NYLIM was the latest entrant in the list of asset management giants taking steps into tokenization, partnering with Centrifuge (CFG) to bring one of its high-yield corporate bond strategies to the chain.
For NYLIM, tokenization is less about launching blockchain versions of existing funds than about improving the way portfolios are assembled.
Sy said custom investment strategies often combine ETFs, bonds, private credit and other assets, creating operational complexity that makes customization difficult to scale.
“The ultimate goal is to integrate customization within the asset itself, rather than customization focusing on the operations of different assets,” he said.
Tokenization could also streamline transfer agency, settlement and other administrative processes, reducing costs that ultimately benefit investors.
“If you can reduce that number by 10% or 20%, it will be a better result for our clients,” Sy said.
DeFi awaits
Sy said stablecoins have become the first practical bridge linking traditional financial institutions to the chain.

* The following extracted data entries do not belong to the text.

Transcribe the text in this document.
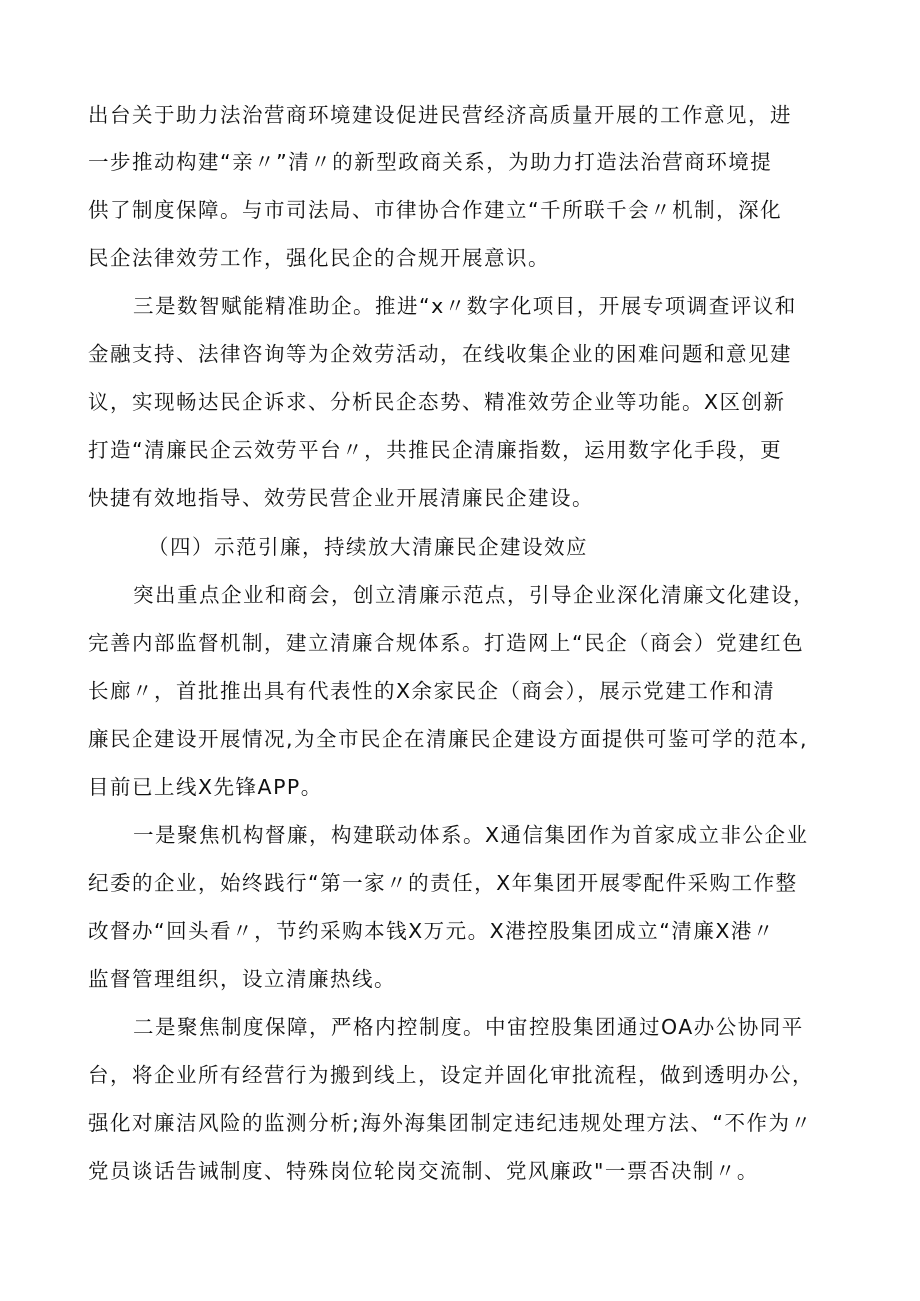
出台关于助力法治营商环境建设促进民营经济高质量开展的工作意见，进
一步推动构建“亲〃”清〃的新型政商关系，为助力打造法治营商环境提
供了制度保障。与市司法局、市律协合作建立“千所联千会〃机制，深化
民企法律效劳工作，强化民企的合规开展意识。
三是数智赋能精准助企。推进“x〃数字化项目，开展专项调查评议和
金融支持、法律咨询等为企效劳活动，在线收集企业的困难问题和意见建
议，实现畅达民企诉求、分析民企态势、精准效劳企业等功能。X区创新
打造“清廉民企云效劳平台〃，共推民企清廉指数，运用数字化手段，更
快捷有效地指导、效劳民营企业开展清廉民企建设。
（四）示范引廉，持续放大清廉民企建设效应
突出重点企业和商会，创立清廉示范点，引导企业深化清廉文化建设，
完善内部监督机制，建立清廉合规体系。打造网上“民企（商会）党建红色
长廊〃，首批推出具有代表性的X余家民企（商会），展示党建工作和清
廉民企建设开展情况,为全市民企在清廉民企建设方面提供可鉴可学的范本,
目前已上线X先锋APP。
一是聚焦机构督廉，构建联动体系。X通信集团作为首家成立非公企业
纪委的企业，始终践行“第一家〃的责任，X年集团开展零配件采购工作整
改督办“回头看〃，节约采购本钱X万元。X港控股集团成立“清廉X港〃
监督管理组织，设立清廉热线。
二是聚焦制度保障，严格内控制度。中宙控股集团通过OA办公协同平
台，将企业所有经营行为搬到线上，设定并固化审批流程，做到透明办公，
强化对廉洁风险的监测分析;海外海集团制定违纪违规处理方法、“不作为〃
党员谈话告诫制度、特殊岗位轮岗交流制、党风廉政"一票否决制〃。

The stablecoin market has grown to over $300 billion and is increasingly used for cross-border payments.
As banks, payments companies, and fintech companies adopt stablecoins for cross-border payments and treasury management, many will eventually look to institutional-grade tokenized assets where those balances can generate yield rather than remain in cash.
“Stablecoins were probably one of the biggest unlocks in the last two years,” Sy said. “The adoption of stablecoins was the gateway to incorporating them into the chain.”